The first email raised no flags. Good morning, it began, crisp, fresh, businesslike. Dean Labriola has been hospitalized in Florida since Thursday night, March 5th. The diagnosis is acute pneumonia. Sad, but in character: who but Dean Labriola comes down with a chest cold in the warmest state in the union on the first day of Spring Break? Poor devil probably out tippling with his literary chums until the wee hours. He will be in the hospital until Wednesday, March 11th. He expects to gain clearance to fly home on Friday, March 13th and plans to be back in the office next Monday, March 16th. That's my dean, baby: I see him now, smiling his sly smile at Nurse Wackelsticks, pressing her pudgy hands as he blusters on about transmigration, no man an island, tolling bells, oh yes, but not for me.

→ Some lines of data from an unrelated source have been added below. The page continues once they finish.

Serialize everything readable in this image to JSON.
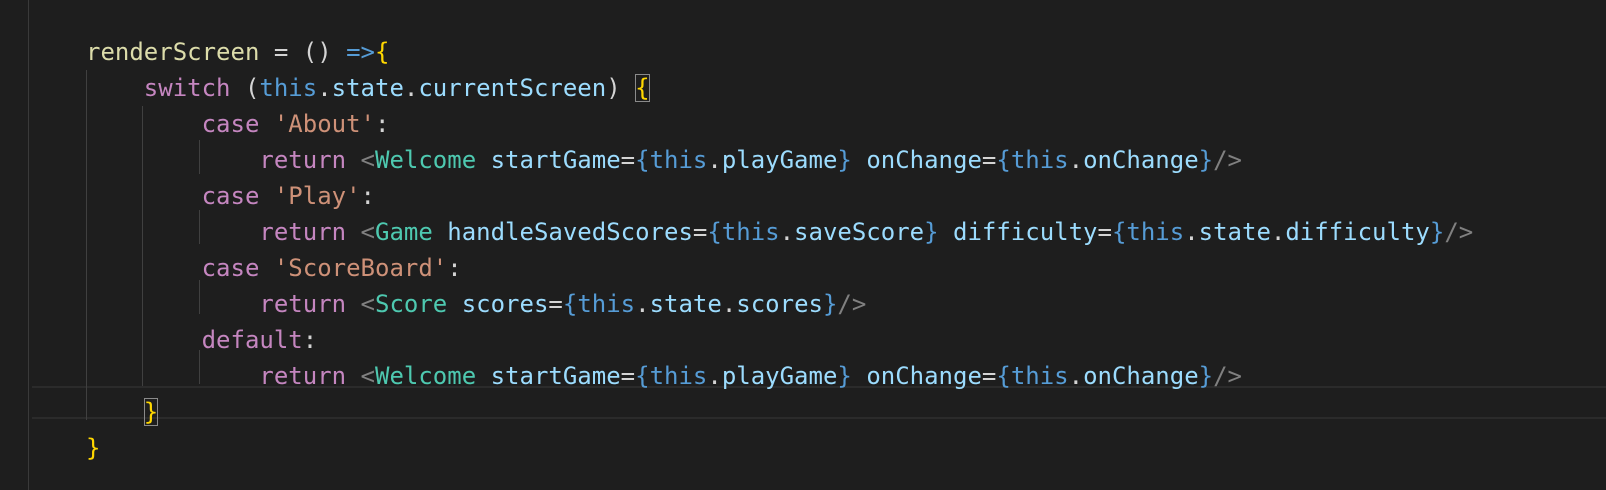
{
  "editor": {
    "lines": {
      "l1": {
        "fn": "renderScreen",
        "t1": " = () ",
        "arrow": "=>",
        "brace": "{"
      },
      "l2": {
        "kw": "switch",
        "t1": " (",
        "this": "this",
        "dot1": ".",
        "p1": "state",
        "dot2": ".",
        "p2": "currentScreen",
        "t2": ") ",
        "brace": "{"
      },
      "l3": {
        "kw": "case",
        "sp": " ",
        "str": "'About'",
        "colon": ":"
      },
      "l4": {
        "kw": "return",
        "sp": " ",
        "lt": "<",
        "comp": "Welcome",
        "sp2": " ",
        "a1": "startGame",
        "eq1": "=",
        "ob1": "{",
        "this1": "this",
        "dot1": ".",
        "v1": "playGame",
        "cb1": "}",
        "sp3": " ",
        "a2": "onChange",
        "eq2": "=",
        "ob2": "{",
        "this2": "this",
        "dot2": ".",
        "v2": "onChange",
        "cb2": "}",
        "end": "/>"
      },
      "l5": {
        "kw": "case",
        "sp": " ",
        "str": "'Play'",
        "colon": ":"
      },
      "l6": {
        "kw": "return",
        "sp": " ",
        "lt": "<",
        "comp": "Game",
        "sp2": " ",
        "a1": "handleSavedScores",
        "eq1": "=",
        "ob1": "{",
        "this1": "this",
        "dot1": ".",
        "v1": "saveScore",
        "cb1": "}",
        "sp3": " ",
        "a2": "difficulty",
        "eq2": "=",
        "ob2": "{",
        "this2": "this",
        "dot2": ".",
        "v2a": "state",
        "dot3": ".",
        "v2b": "difficulty",
        "cb2": "}",
        "end": "/>"
      },
      "l7": {
        "kw": "case",
        "sp": " ",
        "str": "'ScoreBoard'",
        "colon": ":"
      },
      "l8": {
        "kw": "return",
        "sp": " ",
        "lt": "<",
        "comp": "Score",
        "sp2": " ",
        "a1": "scores",
        "eq1": "=",
        "ob1": "{",
        "this1": "this",
        "dot1": ".",
        "v1a": "state",
        "dot2": ".",
        "v1b": "scores",
        "cb1": "}",
        "end": "/>"
      },
      "l9": {
        "kw": "default",
        "colon": ":"
      },
      "l10": {
        "kw": "return",
        "sp": " ",
        "lt": "<",
        "comp": "Welcome",
        "sp2": " ",
        "a1": "startGame",
        "eq1": "=",
        "ob1": "{",
        "this1": "this",
        "dot1": ".",
        "v1": "playGame",
        "cb1": "}",
        "sp3": " ",
        "a2": "onChange",
        "eq2": "=",
        "ob2": "{",
        "this2": "this",
        "dot2": ".",
        "v2": "onChange",
        "cb2": "}",
        "end": "/>"
      },
      "l11": {
        "brace": "}"
      },
      "l12": {
        "brace": "}"
      }
    }
  }
}
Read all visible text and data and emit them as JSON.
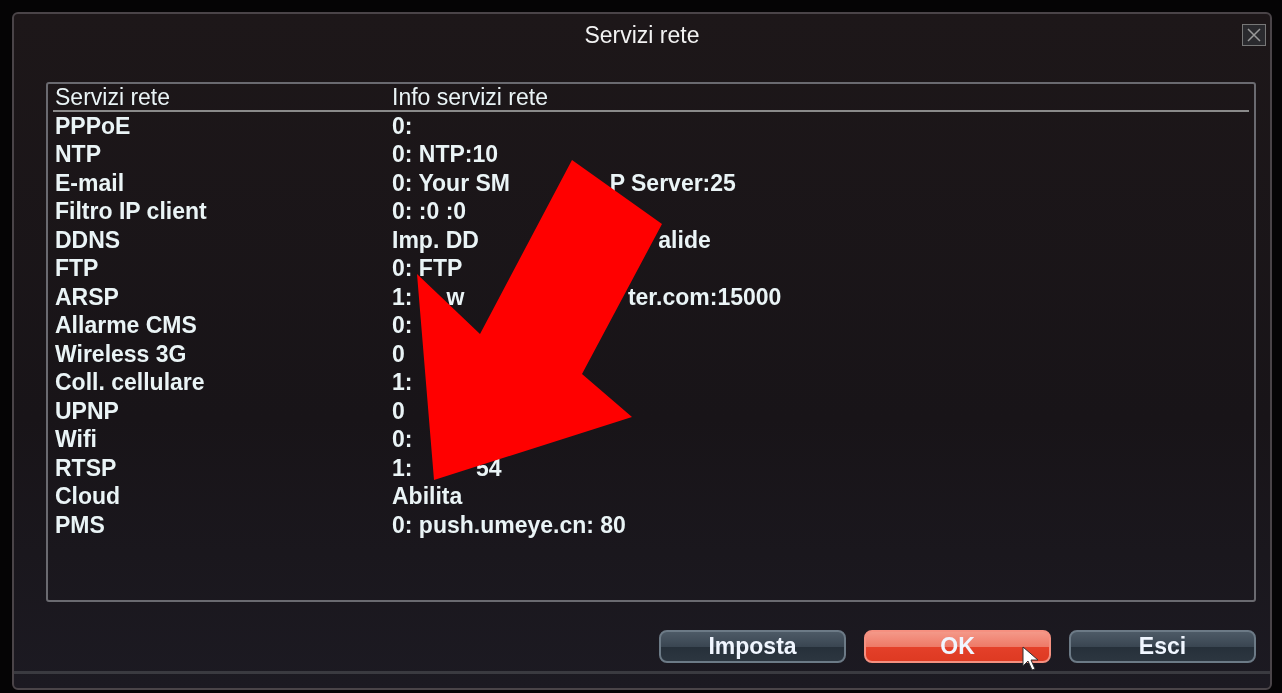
{
  "window": {
    "title": "Servizi rete"
  },
  "table": {
    "columns": [
      "Servizi rete",
      "Info servizi rete"
    ],
    "rows": [
      {
        "service": "PPPoE",
        "info": [
          "0:"
        ]
      },
      {
        "service": "NTP",
        "info": [
          "0: NTP:10"
        ]
      },
      {
        "service": "E-mail",
        "info": [
          "0: Your SM",
          "P Server:25"
        ]
      },
      {
        "service": "Filtro IP client",
        "info": [
          "0: :0 :0"
        ]
      },
      {
        "service": "DDNS",
        "info": [
          "Imp. DD",
          "alide"
        ]
      },
      {
        "service": "FTP",
        "info": [
          "0: FTP"
        ]
      },
      {
        "service": "ARSP",
        "info": [
          "1:",
          "w",
          "ter.com:15000"
        ]
      },
      {
        "service": "Allarme CMS",
        "info": [
          "0:"
        ]
      },
      {
        "service": "Wireless 3G",
        "info": [
          "0"
        ]
      },
      {
        "service": "Coll. cellulare",
        "info": [
          "1:"
        ]
      },
      {
        "service": "UPNP",
        "info": [
          "0"
        ]
      },
      {
        "service": "Wifi",
        "info": [
          "0:"
        ]
      },
      {
        "service": "RTSP",
        "info": [
          "1:",
          "54"
        ]
      },
      {
        "service": "Cloud",
        "info": [
          "Abilita"
        ]
      },
      {
        "service": "PMS",
        "info": [
          "0: push.umeye.cn: 80"
        ]
      }
    ]
  },
  "buttons": [
    {
      "label": "Imposta",
      "selected": false
    },
    {
      "label": "OK",
      "selected": true
    },
    {
      "label": "Esci",
      "selected": false
    }
  ]
}
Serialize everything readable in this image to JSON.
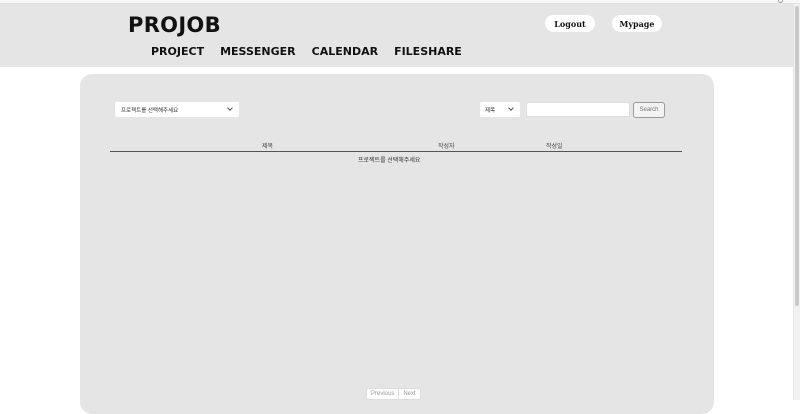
{
  "header": {
    "logo": "PROJOB",
    "nav": [
      "PROJECT",
      "MESSENGER",
      "CALENDAR",
      "FILESHARE"
    ],
    "logout_label": "Logout",
    "mypage_label": "Mypage"
  },
  "filters": {
    "project_select": "프로젝트를 선택해주세요",
    "field_select": "제목",
    "search_placeholder": "",
    "search_label": "Search"
  },
  "table": {
    "columns": [
      "제목",
      "작성자",
      "작성일"
    ],
    "empty_message": "프로젝트를 선택해주세요"
  },
  "pagination": {
    "previous": "Previous",
    "next": "Next"
  }
}
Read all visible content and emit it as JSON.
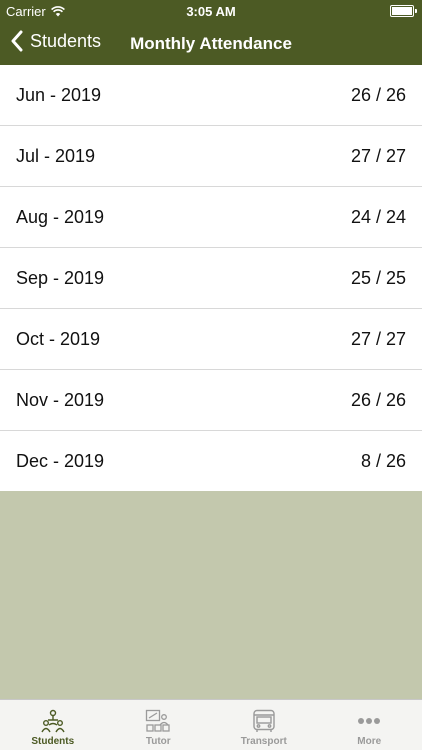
{
  "status_bar": {
    "carrier": "Carrier",
    "time": "3:05 AM"
  },
  "nav": {
    "back_label": "Students",
    "title": "Monthly Attendance"
  },
  "months": [
    {
      "month": "Jun - 2019",
      "attendance": "26 / 26"
    },
    {
      "month": "Jul - 2019",
      "attendance": "27 / 27"
    },
    {
      "month": "Aug - 2019",
      "attendance": "24 / 24"
    },
    {
      "month": "Sep - 2019",
      "attendance": "25 / 25"
    },
    {
      "month": "Oct - 2019",
      "attendance": "27 / 27"
    },
    {
      "month": "Nov - 2019",
      "attendance": "26 / 26"
    },
    {
      "month": "Dec - 2019",
      "attendance": "8 / 26"
    }
  ],
  "tabs": [
    {
      "label": "Students",
      "icon": "students-icon",
      "active": true
    },
    {
      "label": "Tutor",
      "icon": "tutor-icon"
    },
    {
      "label": "Transport",
      "icon": "bus-icon"
    },
    {
      "label": "More",
      "icon": "more-icon"
    }
  ],
  "colors": {
    "header": "#4c5a24",
    "background": "#c3c8ad",
    "tab_active": "#4c5a24",
    "tab_inactive": "#9a9a9a"
  }
}
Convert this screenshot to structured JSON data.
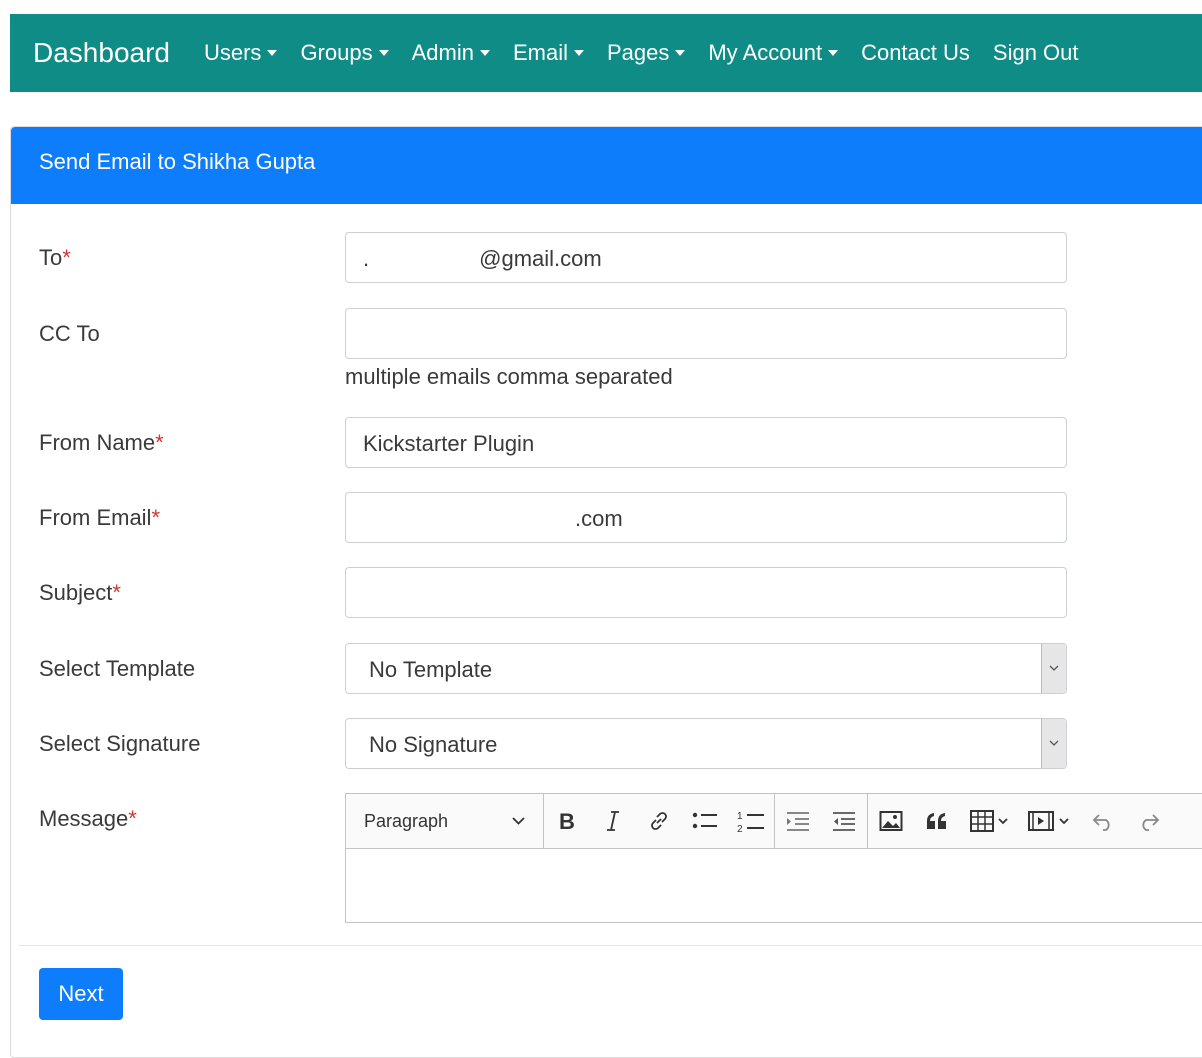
{
  "nav": {
    "brand": "Dashboard",
    "items": [
      {
        "label": "Users",
        "dropdown": true
      },
      {
        "label": "Groups",
        "dropdown": true
      },
      {
        "label": "Admin",
        "dropdown": true
      },
      {
        "label": "Email",
        "dropdown": true
      },
      {
        "label": "Pages",
        "dropdown": true
      },
      {
        "label": "My Account",
        "dropdown": true
      },
      {
        "label": "Contact Us",
        "dropdown": false
      },
      {
        "label": "Sign Out",
        "dropdown": false
      }
    ]
  },
  "card": {
    "title": "Send Email to Shikha Gupta"
  },
  "form": {
    "to": {
      "label": "To",
      "value_prefix": ".",
      "value_suffix": "@gmail.com"
    },
    "cc": {
      "label": "CC To",
      "value": "",
      "help": "multiple emails comma separated"
    },
    "from_name": {
      "label": "From Name",
      "value": "Kickstarter Plugin"
    },
    "from_email": {
      "label": "From Email",
      "value": ".com"
    },
    "subject": {
      "label": "Subject",
      "value": ""
    },
    "template": {
      "label": "Select Template",
      "selected": "No Template"
    },
    "signature": {
      "label": "Select Signature",
      "selected": "No Signature"
    },
    "message": {
      "label": "Message"
    },
    "required_mark": "*"
  },
  "editor": {
    "heading_select": "Paragraph",
    "buttons": [
      "bold-icon",
      "italic-icon",
      "link-icon",
      "bulleted-list-icon",
      "numbered-list-icon",
      "outdent-icon",
      "indent-icon",
      "image-icon",
      "quote-icon",
      "table-icon",
      "media-icon",
      "undo-icon",
      "redo-icon"
    ]
  },
  "actions": {
    "next_label": "Next"
  },
  "colors": {
    "navbar": "#108c87",
    "header": "#0d7dfc",
    "button": "#0d7dfc",
    "required": "#d63333"
  }
}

And with a yawn he looks at his watch, smiles again, schedule me for checkout Wednesday morning, that's my doll, and how about a little of that boef a la port reduction tonight...?

So the second email, when it arrived three days later, blew me out of the water: I regret to inform you that Dr. Al Labriola, Interim Dean of the McAnulty College and Graduate School of Liberal Arts, has died. Has what? We are indebted to him for his leadership in the College and his dedication to our students.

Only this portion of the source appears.